Prom 56: Gustav Mahler Orchester/Philippe Jordan – Rienzi & Shostakovich 5 – Jean-Yves Thibaudet plays Ravel

Wagner
Rienzi – Overture
Ravel
Piano Concerto in G
Shostakovich
Symphony No.5 in D minor, Op.47

Jean-Yves Thibaudet (piano)

Gustav Mahler Jugendorchester
Philippe Jordan


Reviewed by: Douglas Cooksey

Reviewed: 24 August, 2013
Venue: Royal Albert Hall, London

Philippe Jordan. Photograph: Johannes IfkovitsThis Prom promised more than it delivered. With an attractively traditional programme, an experienced soloist and a full house, expectations were high. The end result was distinctly uneven. Youth orchestras are unpredictable beasts. Sometimes they ignite and reach the parts professional orchestras fail to touch, youthful enthusiasm and passion more than compensating for any lack of experience. The Gustav Mahler Jugendorchester, arguably Europe’s finest of its kind, was founded in Vienna by Claudio Abbado in 1986 and has subsequently been conducted by many of the greatest conductors, amongst them Herbert Blomstedt, the late Sir Colin Davis, Bernard Haitink and Pierre Boulez; it is made up from musicians from all over Europe (including Russia) and is open to players aged up to 26.

The Overture to Wagner’s Rienzi should have got the concert off to a rousing start – it is after all a kind of musical equivalent to those epic Roman movies of the 1950s and 1960s – but it was all rather subfusc and overly restrained with some curious wind balances at the outset, mannered string phrasing and unduly reticent horns (in places where for once a degree of brazenness would have been in place). On the plus side the large number of strings produced an attractively warm sound. However, instead of Philippe Jordan going for the jugular, the overall effect was plodding, foursquare and literal.

Jean-Yves ThibaudetRather better was to come with Ravel’s G major Piano Concerto thanks largely to Jean-Yves Thibaudet whose agreeably understated account of the slow movement was an object lesson in how not to try anything fancy – just play the notes beautifully and musically – and complemented by a suitably cool flute from Joshua Batty. Elsewhere there was a distinct lack of Gallic fizz with minor imprecision from the brass at the work’s start and an overall reluctance to let the solo winds off the leash and play as if they were jazz musicians; a special word of praise however for the two French lady harpists, Clara Bellegarde and Annabelle Jarre, in their extended contribution to the first movement, a moment of rare magic. There was an unexpected if appropriate encore, more Ravel, in the form of a piano duet from Thibaudet and Jordan, ‘Le jardin féerique’ from Mother Goose.

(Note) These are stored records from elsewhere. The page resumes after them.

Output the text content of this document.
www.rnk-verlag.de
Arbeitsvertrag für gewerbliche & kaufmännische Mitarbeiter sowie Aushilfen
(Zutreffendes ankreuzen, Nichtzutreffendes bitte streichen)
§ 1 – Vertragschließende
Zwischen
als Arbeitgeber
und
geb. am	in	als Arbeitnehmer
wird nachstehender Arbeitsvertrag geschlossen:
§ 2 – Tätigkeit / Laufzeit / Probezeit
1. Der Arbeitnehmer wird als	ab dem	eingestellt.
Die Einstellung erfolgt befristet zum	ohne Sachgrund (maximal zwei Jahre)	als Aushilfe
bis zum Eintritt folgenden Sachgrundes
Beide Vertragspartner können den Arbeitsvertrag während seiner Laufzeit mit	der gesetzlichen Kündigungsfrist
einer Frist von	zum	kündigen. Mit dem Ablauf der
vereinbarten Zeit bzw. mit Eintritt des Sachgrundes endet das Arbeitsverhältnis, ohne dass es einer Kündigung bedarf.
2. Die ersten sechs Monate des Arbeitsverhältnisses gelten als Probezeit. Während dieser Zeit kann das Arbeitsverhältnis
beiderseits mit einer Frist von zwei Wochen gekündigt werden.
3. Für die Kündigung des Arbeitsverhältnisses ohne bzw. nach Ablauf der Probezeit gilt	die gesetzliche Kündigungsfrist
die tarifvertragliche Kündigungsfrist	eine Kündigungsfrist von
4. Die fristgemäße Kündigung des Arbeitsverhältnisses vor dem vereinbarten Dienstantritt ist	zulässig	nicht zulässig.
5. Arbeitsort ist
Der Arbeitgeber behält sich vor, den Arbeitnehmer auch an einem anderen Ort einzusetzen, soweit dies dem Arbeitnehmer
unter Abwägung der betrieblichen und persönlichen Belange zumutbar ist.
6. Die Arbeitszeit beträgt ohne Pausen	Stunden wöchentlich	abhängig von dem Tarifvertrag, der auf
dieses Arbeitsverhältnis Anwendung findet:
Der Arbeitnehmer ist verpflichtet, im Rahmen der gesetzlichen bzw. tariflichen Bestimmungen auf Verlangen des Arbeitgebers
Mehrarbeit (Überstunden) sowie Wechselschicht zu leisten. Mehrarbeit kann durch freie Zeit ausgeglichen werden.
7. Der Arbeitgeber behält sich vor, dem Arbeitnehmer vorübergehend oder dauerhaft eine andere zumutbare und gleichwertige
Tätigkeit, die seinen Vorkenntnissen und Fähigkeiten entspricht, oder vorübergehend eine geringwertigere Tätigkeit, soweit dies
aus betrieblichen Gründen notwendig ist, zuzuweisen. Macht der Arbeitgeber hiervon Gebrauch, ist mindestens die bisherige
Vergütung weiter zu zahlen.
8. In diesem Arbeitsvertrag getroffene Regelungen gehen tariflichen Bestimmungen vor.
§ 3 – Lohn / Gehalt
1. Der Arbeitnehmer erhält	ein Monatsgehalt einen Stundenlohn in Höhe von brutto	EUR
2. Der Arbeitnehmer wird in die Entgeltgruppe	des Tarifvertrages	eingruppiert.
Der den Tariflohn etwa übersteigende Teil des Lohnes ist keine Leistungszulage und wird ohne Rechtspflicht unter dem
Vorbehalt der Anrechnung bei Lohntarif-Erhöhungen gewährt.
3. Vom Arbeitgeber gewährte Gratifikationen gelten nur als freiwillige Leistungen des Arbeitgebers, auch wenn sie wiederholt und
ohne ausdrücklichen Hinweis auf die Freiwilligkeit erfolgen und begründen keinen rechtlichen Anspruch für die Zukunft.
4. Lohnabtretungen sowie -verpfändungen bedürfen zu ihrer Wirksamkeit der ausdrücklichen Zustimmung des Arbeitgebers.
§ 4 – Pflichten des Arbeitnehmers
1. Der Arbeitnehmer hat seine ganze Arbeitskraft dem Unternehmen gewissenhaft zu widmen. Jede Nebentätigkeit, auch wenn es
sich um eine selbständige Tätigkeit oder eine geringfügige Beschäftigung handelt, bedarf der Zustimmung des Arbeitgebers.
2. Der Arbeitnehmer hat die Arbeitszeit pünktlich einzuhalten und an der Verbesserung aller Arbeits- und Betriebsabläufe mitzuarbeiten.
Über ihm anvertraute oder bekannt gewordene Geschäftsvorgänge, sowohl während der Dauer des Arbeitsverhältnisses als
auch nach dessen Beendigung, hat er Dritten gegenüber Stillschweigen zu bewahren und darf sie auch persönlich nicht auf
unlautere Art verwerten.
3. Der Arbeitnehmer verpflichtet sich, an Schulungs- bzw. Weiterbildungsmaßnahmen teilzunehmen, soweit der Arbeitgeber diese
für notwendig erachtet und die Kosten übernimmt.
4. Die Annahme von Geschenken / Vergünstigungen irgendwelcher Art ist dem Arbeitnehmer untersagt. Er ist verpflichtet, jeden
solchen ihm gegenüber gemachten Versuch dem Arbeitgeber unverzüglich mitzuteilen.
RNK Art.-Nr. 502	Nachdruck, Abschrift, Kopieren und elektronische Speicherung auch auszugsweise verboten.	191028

Shostakovich’s Fifth Symphony seldom fails to make an impression and this was no exception. However, for all the sound and fury one had a sense of a performance going through the motions rather than running the gamut of genuine feelings, of the notes carefully observed but the subtext lacking. As an example, in the final paragraph of the opening movement with its distant trumpets and strings queasily oscillating and slithering upwards you can almost feel a blue Russian chill in the air as the music comes uneasily to a close, its sense of unrest almost tangible, but here mundane. Considering the ten double basses at Jordan’s disposal the work’s very opening lacked weight (Svetlanov also had this number when he did the work with the LSO some forty years ago and the result was spine-tingling), whilst the subsequent soaring string lines over their dactylic accompaniment didn’t show much flexibility. The Mahlerian second movement fared better, achieving greater attack and vehemence, although along the way there were some odd holdings-back in the brass and where the music runs down before the final savage punch-line was too decorous by half. The Largo set out at a flowing pace, hardly broad, and although its climax inevitably generated a degree of intensity it was hardly the life and death experience it can be (at this point the double basses’ upward scales should ratchet up the tension unbearably and then rasp viciously under the cellos’ howling lament). The finale of course made an impact, sprinting away after its deliberate opening and culminating in a drawn-out Soviet-style apotheosis.